Dria is a senior at UNT double majoring in photography and new media. She wants to make photography a career, which has been a passion since she was 11. Dria started following a photography blog at a young age and continued to craft her skill.

A few years ago, she started shooting with a 35-millimeter film and experimenting with chemicals to manipulate the film. This results in a diverse portfolio of images–mostly of people–that have a similar theme of dreams.

Christina Gonzalez, a UNT media arts graduated, directed a short film about a year ago in which Dria was the main actress. The two became close friends and Gonzalez is inspired by the vulnerability of Dria’s work.

“Her photography is really dreamy and nostalgic,” Gonzalez said. “I’ve gotten to understand her photography better after becoming friends with her because I can have a deeper understanding of what the symbolism behind the photography means to her.”

Dria described her photography as her own exploration that she shares with the world. The meaning is always tied to what is going on with her life at that time.

“Showing my art is like wearing my heart on my sleeve,” Dria said.

Throughout her time in the media arts and photography programs at UNT, Dria made a lot of friends with people of similar interests. Dria normally features her friends in her art.

Isabelle Martinez, a media arts junior, has been close friends with Dria for a year.

“She is constantly putting out whatever emotion that she is thinking,” Martinez said. “She is always creating and it's always nice and refreshing to see her work.”

Dria became close friends with Claire Watkins through mutual friends. Watkins graduated from UNT in December of 2017 and is a painter. She said Dria’s work shares similar subject matters with her own.
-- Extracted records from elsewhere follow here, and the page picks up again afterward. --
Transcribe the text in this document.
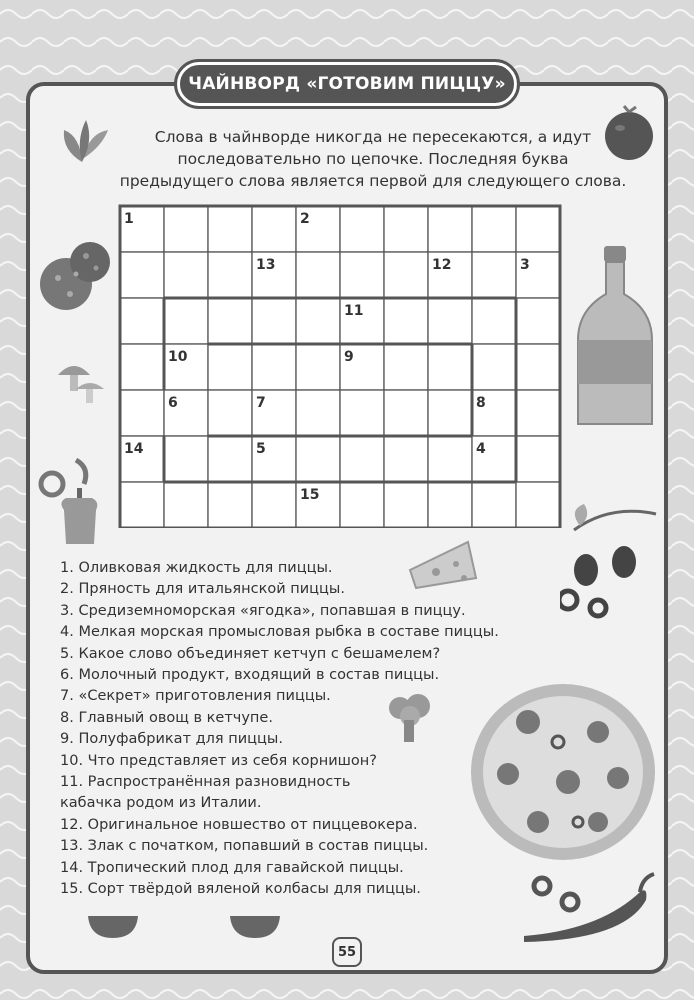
ЧАЙНВОРД «ГОТОВИМ ПИЦЦУ»
Слова в чайнворде никогда не пересекаются, а идут
последовательно по цепочке. Последняя буква
предыдущего слова является первой для следующего слова.
1	2
13	12	3
11
10	9
6	7	8
14	5	4
15
1. Оливковая жидкость для пиццы.
2. Пряность для итальянской пиццы.
3. Средиземноморская «ягодка», попавшая в пиццу.
4. Мелкая морская промысловая рыбка в составе пиццы.
5. Какое слово объединяет кетчуп с бешамелем?
6. Молочный продукт, входящий в состав пиццы.
7. «Секрет» приготовления пиццы.
8. Главный овощ в кетчупе.
9. Полуфабрикат для пиццы.
10. Что представляет из себя корнишон?
11. Распространённая разновидность
кабачка родом из Италии.
12. Оригинальное новшество от пиццевокера.
13. Злак с початком, попавший в состав пиццы.
14. Тропический плод для гавайской пиццы.
15. Сорт твёрдой вяленой колбасы для пиццы.
55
“I love her use of color and her use of the body, and I find that really inspiring,” Watkins said.

Dria finds people fascinating in general and tries to have intimate conversations with her subjects before going on shoots. She says that any shoot is always a collaboration between her and the subject.

“It really helps shape how I photograph them,” Dria said. “It helps integrate my personal connection with that person through my own ecstatic [experience].”

Dria said one difficult aspect of her work is making sure it comes from her own ideas and not something she has seen. She tries to stay off the internet to avoid this problem.

“It’s easy to subconsciously replicate what you see all the time and lose your own vision or your own voice.”

Currently, Dria is experimenting with video and digital forms of art, even though her main focus will always be photography.

She also has an internship as a contributing photographer with Austere, a Dallas-based magazine that focuses on fashion, music, culture, and politics.  She has worked with Austere since January 2017.

She sees the internship as an introduction to the magazine world and a building block for her future career.

“It's great experience,” Dria said. “I’ve been able to meet many really amazing creatives and people through it.”